Educators training the next generation of architects, engineers, builders and inspectors know that incorporating California Green Building Standards Codes (CALGreen), sustainability and energy efficiency into the curriculum is crucial for students and adult learners to maintain a competitive advantage. And that means staying ahead of the curve.
Updating course material is an on-going process in the three-, four- and five-year apprenticeship programs offered through the San Diego Chapter of Associated Builders and Contractors. Director of Education Tracey Barrett said apprentices in all trades are educated in “green awareness” (green construction, products and materials, and the role trades play in an increasingly eco-conscious building environment), as well as energy efficiency and alternative energy systems such as solar and wind turbines.
Barrett said ABC-San Diego submitted curriculum for a two-year solar/photo-voltaic apprentice program over a year ago, but has yet to hear back from the California Division of Apprenticeship Standards, the state authority that regulates apprenticeship training.
Palomar Community College has added a CALGreen Codes course to its construction inspection certificate program to teach students about new Title 24 regulations, state standards for constructing commercial and residential buildings to maintain energy efficiency. Program director Mollie Smith said the course is also required for architecture students.
“Typically, instructors do not add entirely new courses but embed sustainable practices into the courses,” Smith said. “All of my programs have updated their curriculum to integrate the newest technologies and compliance with the new construction codes governing sustainability.”
In 2011, Southwestern Community College began offering a Sustainable Energy Studies certificate of achievement program. It emphasizes sustainable building design, passive energy strategies, and the application of appropriate heating, cooling and ventilation systems. LEED-certified instructors teach the courses.
Southwestern professor of architecture Corey Breininger said the first year it was offered 30 students enrolled, but due to statewide education funding cuts, the course is not being offered this semester. He also said the department recently bought $20,000 of testing equipment so students can learn how to perform energy audits.
An SDG&E grant allowed the school to host a workshop to teach students how to perform energy audits in existing buildings with the idea of training them to become “smart” building technicians.
“One of the things we’re hearing about is that sometime in the near future, cities will require that an energy audit be performed after a new building is completed to ensure that the building runs according to plans and to ensure efficiency,” Breininger said.
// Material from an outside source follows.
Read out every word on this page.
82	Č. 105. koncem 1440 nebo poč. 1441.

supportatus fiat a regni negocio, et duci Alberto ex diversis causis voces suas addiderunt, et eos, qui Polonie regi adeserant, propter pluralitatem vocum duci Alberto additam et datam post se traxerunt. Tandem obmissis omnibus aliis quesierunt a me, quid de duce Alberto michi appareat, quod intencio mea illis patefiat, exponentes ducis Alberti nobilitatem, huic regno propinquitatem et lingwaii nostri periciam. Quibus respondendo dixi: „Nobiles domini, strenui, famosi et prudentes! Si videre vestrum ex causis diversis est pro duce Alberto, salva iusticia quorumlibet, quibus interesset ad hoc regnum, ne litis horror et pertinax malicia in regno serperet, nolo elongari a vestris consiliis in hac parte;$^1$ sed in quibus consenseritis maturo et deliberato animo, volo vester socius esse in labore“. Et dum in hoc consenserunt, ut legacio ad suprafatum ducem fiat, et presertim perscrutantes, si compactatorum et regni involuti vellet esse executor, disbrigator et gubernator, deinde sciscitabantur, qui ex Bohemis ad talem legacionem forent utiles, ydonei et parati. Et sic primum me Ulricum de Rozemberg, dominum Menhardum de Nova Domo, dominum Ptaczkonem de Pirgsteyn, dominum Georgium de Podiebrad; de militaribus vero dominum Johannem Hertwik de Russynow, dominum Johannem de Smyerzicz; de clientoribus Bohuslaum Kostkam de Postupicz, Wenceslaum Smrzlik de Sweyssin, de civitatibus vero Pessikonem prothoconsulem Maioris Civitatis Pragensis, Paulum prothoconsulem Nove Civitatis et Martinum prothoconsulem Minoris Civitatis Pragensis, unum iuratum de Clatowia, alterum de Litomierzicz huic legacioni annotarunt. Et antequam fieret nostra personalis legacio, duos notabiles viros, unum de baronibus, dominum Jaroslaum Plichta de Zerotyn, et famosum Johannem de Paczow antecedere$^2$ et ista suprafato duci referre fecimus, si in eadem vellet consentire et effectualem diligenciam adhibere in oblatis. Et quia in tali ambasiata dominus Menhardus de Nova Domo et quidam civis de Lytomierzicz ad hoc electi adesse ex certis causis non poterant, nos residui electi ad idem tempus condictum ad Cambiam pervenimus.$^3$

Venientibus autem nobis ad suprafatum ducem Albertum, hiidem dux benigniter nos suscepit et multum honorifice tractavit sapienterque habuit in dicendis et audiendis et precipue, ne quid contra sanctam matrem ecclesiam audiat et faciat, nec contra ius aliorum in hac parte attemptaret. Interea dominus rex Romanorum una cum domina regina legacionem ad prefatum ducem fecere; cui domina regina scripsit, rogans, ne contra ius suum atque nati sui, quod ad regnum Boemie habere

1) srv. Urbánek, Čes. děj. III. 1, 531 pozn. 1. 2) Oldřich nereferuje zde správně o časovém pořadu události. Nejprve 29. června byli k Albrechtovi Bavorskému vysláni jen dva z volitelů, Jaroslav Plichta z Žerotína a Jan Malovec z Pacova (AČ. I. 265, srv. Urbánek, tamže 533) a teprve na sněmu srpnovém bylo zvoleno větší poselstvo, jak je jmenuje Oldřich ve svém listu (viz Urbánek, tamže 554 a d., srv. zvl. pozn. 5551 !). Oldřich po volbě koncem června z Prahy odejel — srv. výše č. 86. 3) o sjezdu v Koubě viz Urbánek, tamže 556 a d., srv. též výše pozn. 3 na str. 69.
Also at Southwestern, a sustainable landscape practices associate of science degree prepares students for jobs related to both horticultural practices and sustainable principles for careers in landscape design, construction, maintenance, nursery production and sales.
The approach to incorporating green technology studies at San Diego State University’s J.R. Filanc Construction Engineering and Management program is both focused and distributed, according to department Chairman Dr. Kenneth Walsh. Aspects of green technology are imbedded in courses like estimating, scheduling and project management, but three years ago a new course on environmentally conscious construction was offered to undergraduate engineering students.
The course teaches sustainable construction practices and applies industry standards for environmental and energy performance of buildings. Although it attracted only six students the first semester, Walsh kept it on the schedule. The last time it was offered, 20 students took the course. He attributes increased interest to student awareness that companies look at newly hired college graduates as a means of bringing in new technology to their firms.
“Students recognized that they were at a disadvantage if they didn’t take it, but also there’s been pressure from the industry and from our advisory board,” Walsh said.
For more than a decade, SDSU’s College of Extended Studies has been offering construction-related online certificate programs. Seven years ago Wendy Evers, executive director of new initiatives and outreach, was tasked with developing a green building program.
At the time, Evers said there wasn’t much information on green building, but green legislation across the country and in the state was going gangbusters. With input from industry leaders and an advisory board, Evers put together a green building construction certificate program.
“People from all over the country want to learn more or want to be able to build green,” Evers said. “We developed this program, and now people from all over the world take our classes.”
Each nine-week online course is offered three times annually with 15 to 30 students enrolled in each course. Being an SDSU student isn’t a requirement; in fact, Evers said most people enrolled in the program don’t care about receiving credits or transferring credits toward a degree. The program draws all types of construction-related professionals from designers, subcontractors and builders to facility managers, planning commissioners and active military personnel.
“Most want to take courses for their career,” Evers said. “We give a well-rounded perspective to adult learners interested in implementing sustainable building tools, practices and strategies.”